Project aim To provide a safe space for the experiential learning and practising of communication skills for hospice professionals.
Method A series of one hour workshops for up to 10 trained health care professionals were carried out at the hospice over a 7 month period (March to September 2017) facilitated by the hospice consultant and consultant nurse. Using a modified version of the ‘fish bowel technique’, a Clinical Nurse Specialist in palliative care was used as the actress. For each workshop, the participants discussed from their experiences and decided on their own challenging topic to practice their skills. Communication was discussed as the consultation progressed with both the facilitators and the actress giving feedback. Participants were encouraged to reflect on what they had heard from others. Participant written feedback was sought immediately after the workshop and in addition delayed feedback to determine the usefulness of the sessions to staff practice after the event.

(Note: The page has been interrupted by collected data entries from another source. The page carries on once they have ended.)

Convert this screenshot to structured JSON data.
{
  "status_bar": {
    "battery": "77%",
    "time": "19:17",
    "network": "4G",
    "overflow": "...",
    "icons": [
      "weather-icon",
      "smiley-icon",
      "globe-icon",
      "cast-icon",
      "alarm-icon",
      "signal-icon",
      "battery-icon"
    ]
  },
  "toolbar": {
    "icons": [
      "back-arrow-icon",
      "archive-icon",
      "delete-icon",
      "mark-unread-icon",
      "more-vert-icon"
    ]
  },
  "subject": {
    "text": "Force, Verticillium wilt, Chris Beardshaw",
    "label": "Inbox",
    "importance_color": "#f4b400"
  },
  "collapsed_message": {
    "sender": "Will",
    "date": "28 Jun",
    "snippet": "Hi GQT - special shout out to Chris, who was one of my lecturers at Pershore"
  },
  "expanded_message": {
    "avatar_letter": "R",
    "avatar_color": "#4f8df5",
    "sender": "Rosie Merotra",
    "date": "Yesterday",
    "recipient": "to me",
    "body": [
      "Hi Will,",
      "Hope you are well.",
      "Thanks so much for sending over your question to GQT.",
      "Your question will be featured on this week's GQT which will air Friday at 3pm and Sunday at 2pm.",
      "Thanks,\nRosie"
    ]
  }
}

Results 16 Health Care professionals attended the sessions including a doctor, nurses from the inpatient unit, the community and day hospice. In addition, a visiting medical student and 2 student nurses participated. Topics included Advance Care Planning, CPR discussions, talking with a very depressed patient, answering ‘Am I dying?’ Several staff attended more than one workshop, in these the facilitators saw definite improvements in their communication skills. Feedback, both immediate and delayed was extremely positive. All participants, ranging from students to experienced practitioners requested further opportunities to practice in this manner. The majority in each workshop stated they were more likely to broach the difficult topic and had learned skills to assist them.
Conclusion This simple method of teaching is a highly appreciated, successful method of training hospice staff in honing their communication skills and is suitable for professionals with a range of professional experience.